SINGAPORE - A former domestic worker has been cleared by the High Court of stealing more than $34,000 worth of items from Changi Airport Group (CAG) chairman Liew Mun Leong and his family.
Miss Parti Liyani, who worked for the family from 2007 to 2016, had appealed to the High Court against her conviction and sentence of two years and two months' jail.
Her lawyer, Mr Anil Balchandani, who acted pro bono, had argued at her appeal that she was being framed to prevent her from lodging a complaint against the family for illegal deployment.
Mr Anil said that besides working at the family home, Miss Parti, who is Indonesian, was also told to clean the office and home of Mr Liew's son Karl.
On Friday (Sept 4), Justice Chan Seng Onn allowed her appeal.
He found that the family had "improper motives" and wanted to stop her from going to the authorities.
The judge also found that there was a break in the chain of custody of the allegedly stolen items, which were improperly handled by the family members before the police photographed and seized the items five weeks later. This created a reasonable doubt as to whether the allegedly stolen items had been accurately documented by the police.
Justice Chan also noted that two statements were taken from Miss Parti without an interpreter.
The judge also found the testimony of Mr Karl Liew to be "highly suspect". The younger Mr Liew had claimed in court that various items of female clothing, allegedly stolen by Miss Parti, belonged to him as he liked to cross-dress.
Mr Anil told the court that he would be making an application for compensation to be paid to Miss Parti, who has not worked for the past four years.
After the verdict, Miss Parti sobbed in relief and hugged her lawyer and staff from the Humanitarian Organisation for Migration Economics, a non-governmental organisation.
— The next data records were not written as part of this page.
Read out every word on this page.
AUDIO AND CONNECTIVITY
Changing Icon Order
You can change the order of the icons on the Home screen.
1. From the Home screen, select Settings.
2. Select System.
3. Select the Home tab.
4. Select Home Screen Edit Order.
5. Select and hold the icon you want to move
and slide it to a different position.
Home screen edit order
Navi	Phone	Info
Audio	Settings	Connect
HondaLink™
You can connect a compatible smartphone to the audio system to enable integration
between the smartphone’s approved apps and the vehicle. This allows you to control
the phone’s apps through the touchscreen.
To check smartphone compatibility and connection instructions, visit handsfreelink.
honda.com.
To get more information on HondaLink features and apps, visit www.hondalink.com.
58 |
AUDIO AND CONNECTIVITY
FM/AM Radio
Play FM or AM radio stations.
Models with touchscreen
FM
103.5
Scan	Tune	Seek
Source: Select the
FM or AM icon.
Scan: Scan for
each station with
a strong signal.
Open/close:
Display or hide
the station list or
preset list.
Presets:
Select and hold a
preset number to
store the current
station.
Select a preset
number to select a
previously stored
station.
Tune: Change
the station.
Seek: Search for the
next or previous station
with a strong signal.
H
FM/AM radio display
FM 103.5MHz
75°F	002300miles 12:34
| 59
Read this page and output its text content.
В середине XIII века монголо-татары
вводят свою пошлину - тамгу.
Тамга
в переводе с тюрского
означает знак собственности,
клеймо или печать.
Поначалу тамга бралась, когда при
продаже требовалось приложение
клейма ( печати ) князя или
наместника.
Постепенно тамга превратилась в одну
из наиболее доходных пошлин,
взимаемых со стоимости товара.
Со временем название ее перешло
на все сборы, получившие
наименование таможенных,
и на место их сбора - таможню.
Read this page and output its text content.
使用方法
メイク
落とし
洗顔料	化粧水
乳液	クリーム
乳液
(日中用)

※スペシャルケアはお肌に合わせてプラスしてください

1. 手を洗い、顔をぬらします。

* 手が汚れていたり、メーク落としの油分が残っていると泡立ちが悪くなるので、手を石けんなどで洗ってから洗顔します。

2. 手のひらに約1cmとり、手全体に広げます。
During Miss Parti's district court trial, Mr Liew Mun Leong testified that he suspected her of stealing for years when things went missing at his Chancery Lane house, but his wife told him it may not have been the maid who took them.
Mr Liew said he finally decided to terminate her employment in October 2016. The last straw was the loss of a portable power bank given to him by a French university that had invited him to give a guest lecture.
As he was overseas, he asked Karl to oversee the termination of her service and her repatriation to Indonesia.
On Oct 28 that year, Mr Karl Liew told Miss Parti that she would no longer be working for the family and gave her about three hours to pack her belongings.
He agreed to pay for the three boxes to be shipped to her home and the maid returned to Indonesia.
The next day, the family opened the boxes to check the contents and found many of their belongings inside. A police report was made after the CAG chairman returned to Singapore.
But Mr Anil argued that the items alleged to be stolen were either discarded objects, Miss Parti's own belongings, or things that had been put into the boxes by someone else.